The spotlight effect is just one example of a type of cognitive distortions known as egocentric biases. This type of cognitive bias skews the way we see things by causing us to rely too heavily on our own perspectives, rather than adjusting to take other viewpoints into account. Another common example of an egocentric bias is the false consensus effect, which causes us to assume that most other people share the same beliefs and opinions that we do.2 There’s also the illusion of transparency, describes how people tend to believe that others are able to discern what we’re thinking or feeling.6
In a way, in our daily lives, all of us play the role of an amateur social psychologist: we are constantly trying to figure out why other people act the way they do.
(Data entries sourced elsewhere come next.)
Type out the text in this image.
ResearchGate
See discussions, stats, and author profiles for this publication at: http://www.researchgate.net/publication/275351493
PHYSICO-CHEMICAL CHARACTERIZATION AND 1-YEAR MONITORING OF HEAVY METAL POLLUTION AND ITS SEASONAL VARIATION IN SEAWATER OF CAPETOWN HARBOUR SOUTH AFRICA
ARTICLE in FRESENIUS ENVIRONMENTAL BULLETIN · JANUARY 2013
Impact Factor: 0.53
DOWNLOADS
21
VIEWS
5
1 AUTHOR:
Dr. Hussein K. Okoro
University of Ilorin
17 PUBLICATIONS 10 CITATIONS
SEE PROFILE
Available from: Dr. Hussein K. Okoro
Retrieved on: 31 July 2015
However, as the many egocentric biases demonstrate, we also have a tendency to center ourselves, even if we’re not trying to—after all, the only point of view that we have direct access to is our own. This means that our interpretation of a situation comes filtered through our own thoughts and emotions.
Our judgments are anchored by our own experiences
In part, the spotlight effect is driven by another cognitive bias, known as anchoring (or the anchoring bias). First coined by Amos Tversky and Daniel Kahneman, two of the “founding fathers” of behavioral economics, anchoring describes how when we are making decisions, we tend to rely too heavily on information that we received early on in the process.3 Once we make a plan or estimate based on this early information, we start to think about everything that happens next in terms of that initial value. This makes us resistant to making major changes to our plan, even if the situation calls for it.
The effects of anchoring are so strong that we can even become anchored to information that’s not relevant to our goals. For example, in one experiment, people were asked to provide the last two digits of their social security number. They were then shown a number of products one at a time, including objects like computer equipment, bottles of wine, books, and boxes of chocolate. For each item, participants were asked if they would be willing to pay the amount that their two social security digits formed. For example, if somebody’s number ended in 34, they would say whether or not they would pay $34 for each item. After that, the researchers asked what the maximum amount was that the participants would be willing to pay.
This study found that, even though the social security number is just a random string of numerals, people still became “anchored” to the amount these digits formed. Those who had higher numbers were willing to pay much more for the same products, compared to others who happened to have lower numbers.4 As this experiment shows, any information we receive at the start of our decision making process becomes our point of reference for future decisions, even if this is illogical or puts us at a disadvantage.
So, what does this have to do with the spotlight effect? Well, one way to explain this bias is as a result of anchoring. When we are making judgments about social situations, we become anchored to our own perceptions, because they are the only thing we have immediate access to. Afterwards, we may try to adjust our views to take other people’s perspectives into account, but because of anchoring, these changes are insufficient.5
There is some experimental evidence to back up this theory. In the first paper on the spotlight effect, published by Thomas Gilovich, Victoria Husted Medvec, and Kenneth Savitsky researchers elicited the spotlight effect in their participants by putting them in a situation that most college students at the time (that is to say, the late 1990s) would find embarrassing: being forced to wear a T-shirt featuring everyone’s favorite one-hit wonder, Vanilla Ice, singer of “Ice Ice Baby.” (An earlier version of the experiment involved T-shirts with the face of singer Barry Manilow.) The participants were then briefly brought into a room where a few other students were working, after which they answered some questions from the researchers.
Gilovich, Husted Medvec, and Savitsky had already shown (through the Barry Manilow shirt study and others) that participants significantly overestimated how many of the other students would be able to recall what was pictured on their shirt. This is the spotlight effect at work: the T-shirt wearers, feeling embarrassed about their outfit, felt that people were paying more attention to them than they really were. But in the Vanilla Ice version of the experiment, the researchers went a step further: they also asked participants whether or not they had considered any other numbers before deciding.
A majority of the participants also said that they had initially considered a higher number, before adjusting downwards. This is in line with what we would expect if anchoring were at play: people initially came up with an extra high estimate, and then dialled it back a little bit—but not enough, because their perception was influenced by their original guess.
We notice changes in our behavior or appearance more than others do
Another reason that the spotlight effect might happen is that we are more familiar with our own behavior and appearance than other people are, and so we are more aware when there is something “off” about it. Everyone has had “bad hair days,” for instance, or mornings where they’ve woken up to find an angry, red pimple on their face. Or, to give a non-beauty-related example, academics who give the same talk over and over again might feel like they do a great job on some days and a terrible job on others, and be surprised to find that they get a similar response from their audience regardless.5
When we do something out-of-the-ordinary or perceive a change in our own appearance, it feels like everybody else must be just as fixated on it as we are—but they’re not. Research has confirmed that we tend to overestimate how much other people notice variations in the way we act or look. In one study, college students were asked to rate, on a 7-point scale, how they thought they appeared to everyone else on that particular day, relative to their appearance on most days. The gap between these two estimates was much larger than the actual ratings that other people gave of them.5 This can also drive the spotlight effect, in cases where we are self-conscious because something’s different from normal.